Now, click at the Blocs folder and select the ‘Cubit: New Cubit’ option so you can create a new Cubit files and give it a name ‘Locale’.. The extension will automatically create the files with the suffix of ‘Cubit’ and ‘State’ so the files will be like this:
- LocaleCubit (a file contains our logic, methods, etc..)
Here, we’re defining two different methods to be called in the UI later.. and each method will emit a new state with a different Locale.
and initially we’re passing a default state with default language to the super class as a Locale(‘en’).
- LocateState (a file contains the states we need to emit)
One state that has one parameter in the constructor then will passed to the super class.
App Localization
Now, let’s jump into the Localization folder that we already created above and create three different files:
- app_localizations.dart
This file contains a different things that needs to be explained:
load(): this method will load the specific file according to the locale that passed to the constructor and read the data inside that file whether the Arabic json file or the English one.
Then, the dynamic data read from the file will be decoded into key-value pair map data type, and since we need the dynamic to be a string we just map it to string so we can get the read data as <String, String> values and stored in the _localizedStrings variable.
translate(String key): this method will return the value of that key.
- app_localizations_delegate.dart
This is the delegate we created earlier if you noticed in the previous file as a static field, and it’s important when we call different locales and load it data.

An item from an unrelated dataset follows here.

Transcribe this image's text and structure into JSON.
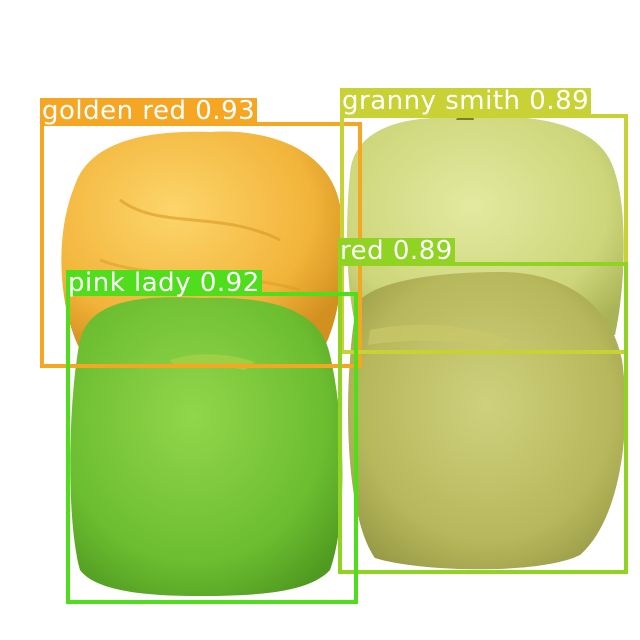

- app_localizations_setup.dart
This file is actually will be called in the main.dart, and the reason why I do that is because it’s easy to follow and separate implementations of its calls.

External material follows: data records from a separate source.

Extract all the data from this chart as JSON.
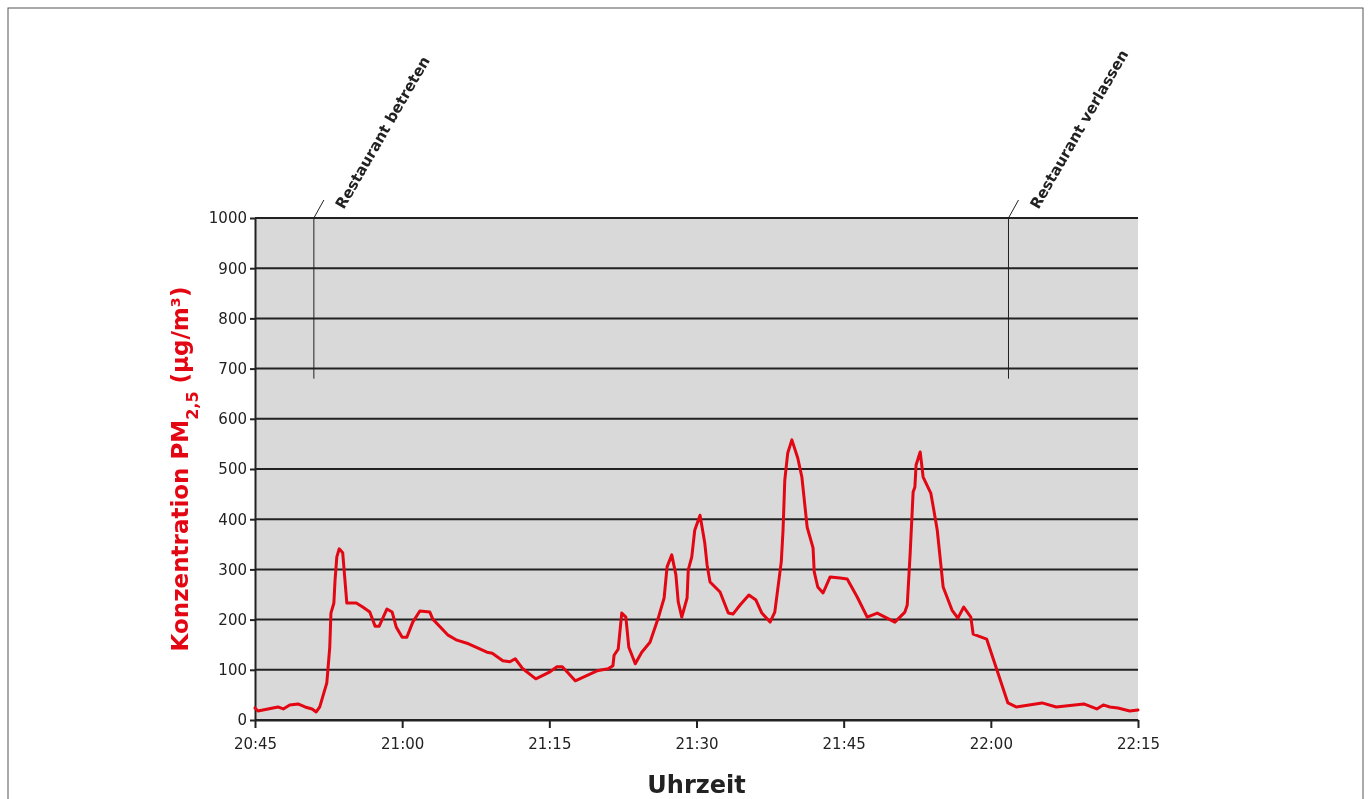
{
  "chart_data": {
    "type": "line",
    "xlabel": "Uhrzeit",
    "ylabel": "Konzentration PM$_{2,5}$ (µg/m³)",
    "xlim": [
      20.75,
      22.25
    ],
    "xticks": [
      {
        "value": 20.75,
        "label": "20:45"
      },
      {
        "value": 21,
        "label": "21:00"
      },
      {
        "value": 21.25,
        "label": "21:15"
      },
      {
        "value": 21.5,
        "label": "21:30"
      },
      {
        "value": 21.75,
        "label": "21:45"
      },
      {
        "value": 22,
        "label": "22:00"
      },
      {
        "value": 22.25,
        "label": "22:15"
      }
    ],
    "ylim": [
      0,
      1000
    ],
    "yticks": [
      0,
      100,
      200,
      300,
      400,
      500,
      600,
      700,
      800,
      900,
      1000
    ],
    "grid": "y",
    "marker": "none",
    "line_style": "solid",
    "ref_lines": [
      {
        "axis": "x",
        "value": 20.85,
        "label": "Restaurant betreten"
      },
      {
        "axis": "x",
        "value": 22.03,
        "label": "Restaurant verlassen"
      }
    ],
    "series": [
      {
        "color": "#e30613",
        "x": [
          20.75,
          20.755,
          20.789,
          20.798,
          20.809,
          20.823,
          20.835,
          20.847,
          20.854,
          20.86,
          20.872,
          20.877,
          20.879,
          20.884,
          20.886,
          20.889,
          20.893,
          20.899,
          20.906,
          20.922,
          20.933,
          20.945,
          20.954,
          20.961,
          20.974,
          20.983,
          20.99,
          21.0,
          21.008,
          21.018,
          21.03,
          21.047,
          21.052,
          21.078,
          21.093,
          21.11,
          21.144,
          21.153,
          21.171,
          21.183,
          21.192,
          21.205,
          21.227,
          21.251,
          21.263,
          21.272,
          21.28,
          21.294,
          21.331,
          21.35,
          21.358,
          21.36,
          21.367,
          21.373,
          21.38,
          21.385,
          21.396,
          21.407,
          21.421,
          21.435,
          21.445,
          21.45,
          21.458,
          21.465,
          21.469,
          21.475,
          21.484,
          21.486,
          21.492,
          21.497,
          21.506,
          21.514,
          21.518,
          21.523,
          21.54,
          21.554,
          21.562,
          21.574,
          21.589,
          21.601,
          21.611,
          21.625,
          21.633,
          21.644,
          21.647,
          21.65,
          21.655,
          21.662,
          21.672,
          21.679,
          21.688,
          21.698,
          21.7,
          21.706,
          21.715,
          21.727,
          21.744,
          21.756,
          21.773,
          21.79,
          21.807,
          21.837,
          21.854,
          21.858,
          21.863,
          21.868,
          21.871,
          21.873,
          21.88,
          21.885,
          21.898,
          21.902,
          21.909,
          21.919,
          21.934,
          21.944,
          21.954,
          21.966,
          21.97,
          21.993,
          22.029,
          22.043,
          22.087,
          22.111,
          22.158,
          22.18,
          22.191,
          22.202,
          22.216,
          22.236,
          22.25
        ],
        "values": [
          24,
          18,
          26,
          22,
          30,
          32,
          26,
          22,
          16,
          26,
          74,
          145,
          213,
          233,
          279,
          325,
          341,
          333,
          233,
          233,
          225,
          215,
          187,
          187,
          221,
          215,
          185,
          165,
          165,
          195,
          217,
          215,
          201,
          169,
          159,
          153,
          135,
          133,
          118,
          116,
          122,
          102,
          82,
          96,
          106,
          106,
          96,
          78,
          98,
          102,
          108,
          129,
          141,
          213,
          205,
          145,
          112,
          135,
          155,
          203,
          243,
          305,
          329,
          289,
          235,
          205,
          243,
          299,
          325,
          378,
          408,
          353,
          309,
          275,
          255,
          213,
          211,
          229,
          249,
          239,
          213,
          195,
          215,
          315,
          378,
          478,
          532,
          558,
          522,
          484,
          384,
          343,
          295,
          265,
          253,
          285,
          283,
          281,
          245,
          205,
          213,
          195,
          215,
          229,
          333,
          454,
          464,
          508,
          534,
          484,
          452,
          426,
          378,
          265,
          219,
          203,
          225,
          205,
          171,
          161,
          34,
          26,
          34,
          26,
          32,
          22,
          30,
          26,
          24,
          18,
          20
        ]
      }
    ]
  }
}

We can easily call them directly since they all are static fields.
- supportedLocales: is a list of Locale that our app should supports and we define a Locale for each language (Ar, En)
- localizationsDelegates: is also a list of LocalizationsDelegate that contains a built-in delegates and the delegate we build earlier called AppLocalizationsDelegate and called as a static field inside the AppLocalizations.
The other delegates are built-in and responsible of formatting dates and times or controlling the RTL/LTR according the some locales that needs those configurations.
MaterialApp
Now, after creating, writing and other stuff.. here we’re hooking things together in the main.dart.
Here’s where everything comes interesting..
We have a StatelessWidget class called MainApp and the build method will return a MaterialApp, but before that.. we’re wrapping the MaterialApp with MultiBlocProvider or just BlocProvider to provide the blocs or cubits we wrote before.
Then, the child will be a BlocBuilder of the LocaleCubit so the app will listen to that cubit changes and if there are any new changes, the app will be rebuilt entirely with the new locale state value.
In the MaterialApp we’re calling the static fields in the AppLocalizationsSetup class and we can notice how easily now the separation is.
UI
This is the final step, we just need to create a simple Scaffold view (screen) that contains a simple appBar, body (row and text).. so we can see the translations, widgets directions and stuff like that.
The appBar contains an IconButton to switch between the both languages and we can call the translate() method using the of(context) static field inside the AppLocalizations and provide the key that you write or define in the JSON file.
And to check if the current language is En, just call the isEnLocale() to return a boolean value.